I waited for him for a while, drinking beer after beer—feeling bold, I’d started experimenting with fruity microbrews—until I was definitely buzzed, and then, when it seemed like I’d given him plenty of time on his own, I went to find him.

I squished into the center of the dance floor, where I found myself in a mass of bodies that twisted and pumped around me as they threw themselves into one another and into the air, all operating as one big indistinguishable organism.

The music was nothing I’d ever heard before, just a swirling funnel of guitars and synths and voices that pushed forward into someplace new and then looped back on itself. I felt like I was staring out the end of a long tunnel, and realized I was probably drunk.

Then I was dancing. I don’t know how I knew how to do it or anything, but my body was moving itself. Driven by the pulsing around me, the thump of the bass that now seemed to be coming from inside my chest.

I closed my eyes and kept going.

The strobe was flashing on the backs of my eyelids, and then it was as if they weren’t closed at all. It was as if I was watching myself from above, pink and green flecks whirling on my face, the vapor from the smoke machine curling at my feet, my beer sloshing as my shoulders rocked and swayed, and the music just shooting through me.

I lost track of where one song ended and the next one began, of where I ended and the music started.

I felt beautiful, like a battery absorbing lights and sound and sweat and rhythm and throwing it back out into the crowd.

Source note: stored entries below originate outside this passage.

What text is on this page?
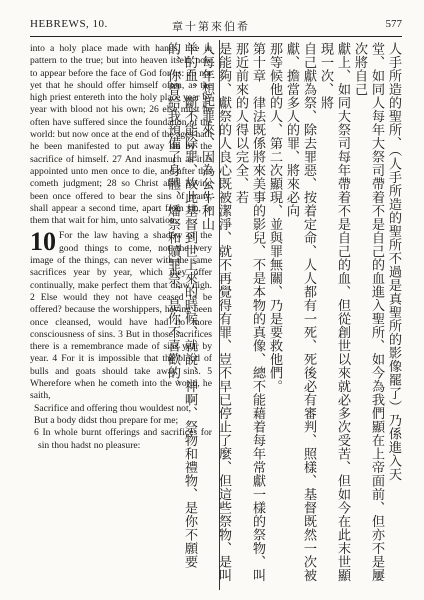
HEBREWS, 10.	章十第來伯希	577

into a holy place made with hands, like in pattern to the true; but into heaven itself, now to appear before the face of God for us: 25 nor yet that he should offer himself often, as the high priest entereth into the holy place year by year with blood not his own; 26 else must he often have suffered since the foundation of the world: but now once at the end of the ages hath he been manifested to put away sin by the sacrifice of himself. 27 And inasmuch as it is appointed unto men once to die, and after this cometh judgment; 28 so Christ also, having been once offered to bear the sins of many, shall appear a second time, apart from sin, to them that wait for him, unto salvation.

10 For the law having a shadow of the good things to come, not the very image of the things, can never with the same sacrifices year by year, which they offer continually, make perfect them that draw nigh. 2 Else would they not have ceased to be offered? because the worshippers, having been once cleansed, would have had no more consciousness of sins. 3 But in those sacrifices there is a remembrance made of sins year by year. 4 For it is impossible that the blood of bulls and goats should take away sins. 5 Wherefore when he cometh into the world, he saith,

Sacrifice and offering thou wouldest not,

But a body didst thou prepare for me;

6 In whole burnt offerings and sacrifices for sin thou hadst no pleasure:	人手所造的聖所、（人手所造的聖所不過是真聖所的影像罷了）乃係進入天
堂、如同人每年大祭司帶着不是自己的血進入聖所、如今為我們顯在上帝面前、但亦不是屢次將自己
獻上、如同大祭司每年帶着不是自己的血、但從創世以來就必多次受苦、但如今在此末世顯現一次、將
自己獻為祭、除去罪惡、按着定命、人人都有一死、死後必有審判、照樣、基督既然一次被獻、擔當多人的罪、將來必向
那等候他的人、第二次顯現、並與罪無關、乃是要救他們。
第十章　律法既係將來美事的影兒、不是本物的真像、總不能藉着每年常獻一樣的祭物、叫那近前來的人得以完全、若
是能夠、獻祭的人良心既被潔淨、就不再覺得有罪、豈不早已停止了麼、但這些祭物、是叫人每年想起罪來、因為公牛和山
羊的血、斷不能除罪、故此基督到世上來的時候、就說、神啊、祭物和禮物、是你不願要的、你曾給我預備了身體、燔祭和贖罪祭、是你不喜歡的、
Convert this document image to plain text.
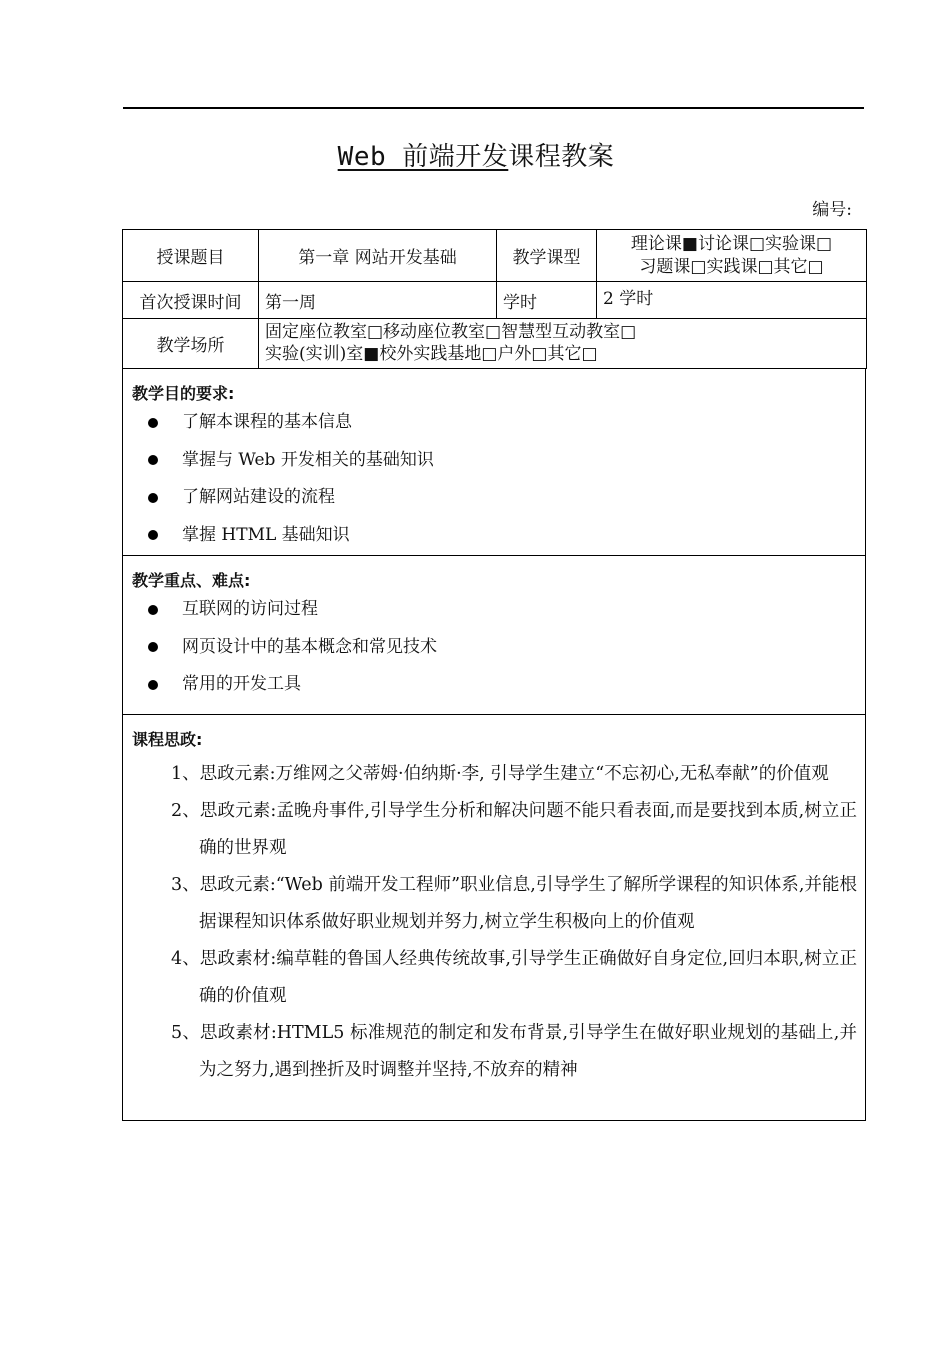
Web 前端开发课程教案
编号:
授课题目	第一章 网站开发基础	教学课型	理论课■讨论课□实验课□
习题课□实践课□其它□

首次授课时间	第一周	学时	2 学时
教学场所	固定座位教室□移动座位教室□智慧型互动教室□
实验(实训)室■校外实践基地□户外□其它□		
教学目的要求:
了解本课程的基本信息
掌握与 Web 开发相关的基础知识
了解网站建设的流程
掌握 HTML 基础知识
教学重点、难点:
互联网的访问过程
网页设计中的基本概念和常见技术
常用的开发工具
课程思政:
1、思政元素:万维网之父蒂姆·伯纳斯·李, 引导学生建立“不忘初心,无私奉献”的价值观
2、思政元素:孟晚舟事件,引导学生分析和解决问题不能只看表面,而是要找到本质,树立正确的世界观
3、思政元素:“Web 前端开发工程师”职业信息,引导学生了解所学课程的知识体系,并能根据课程知识体系做好职业规划并努力,树立学生积极向上的价值观
4、思政素材:编草鞋的鲁国人经典传统故事,引导学生正确做好自身定位,回归本职,树立正确的价值观
5、思政素材:HTML5 标准规范的制定和发布背景,引导学生在做好职业规划的基础上,并为之努力,遇到挫折及时调整并坚持,不放弃的精神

It was sort of like being in love, I think—but a different kind of love than most people usually talk about. I was in love with everything and with nothing. I remember feeling very far away from myself, but more myself than ever too.

Eventually Sebastian found me, alone and just moving and not caring who saw me or what they thought. He tapped me on the shoulder and I turned to face him, but kept dancing, unashamed, before slowing to a stop as he looked me up and down with a bemused smile that suggested that he thought I’d gone completely nuts. “Dude,” he said. “This place kind of sucks. Let’s get the fuck out of here.”

So we left together and called Sebastian’s sister, who was annoyed to have to take us home so early. She lectured us the whole way about “knowing our limits” and “pacing ourselves.” The next morning I had expected to be wrecked, headachy and hungover, but I was fine.

But the feeling I’d had when I was dancing that night, alone and surrounded by all those people—the feeling that I was trying to reach out to another, truer version of myself across some kind of infinite and unbridgeable divide—remained with me. It was the same feeling I had on the beach in the hurricane, gazing into the shell mirror I’d dug from the sand.

I was looking at myself with this sadness and hunger and love that was all mixed together and shaken up until it was all basically the same thing. And the image I stared at was shedding layers, just sloughing them off. I forgot about my parents, about the beach and the hurricane, and even about the mirror itself. I forgot about DeeDee.

I forgot everything except the person that stared back at me, stripped to an essential but incomprehensible core and wishing that I could be that person.

I don’t know how long I stood there, just looking at myself in the mirror, caught up in the weird rapture of knowledge, the drunkenness of unexpected recognition. But after a while I felt water at my thighs and looked down and saw that the hole I was standing in had entirely filled. I climbed out and looked up and down the beach—or what was left of it.

It was just gone. It had been swallowed by the storm.

Then I felt the wind, in the form of falling on my ass. I was swept over backward onto the sliver of mud that was still left to me. When I tried to stand, I stumbled a little and then fell right back down. Well fuck, it was a hurricane after all. Had it just started? Or had I simply missed it up until now? It occurred to me that I didn’t even really know what a hurricane was. Wasn’t there supposed to be lightning or something?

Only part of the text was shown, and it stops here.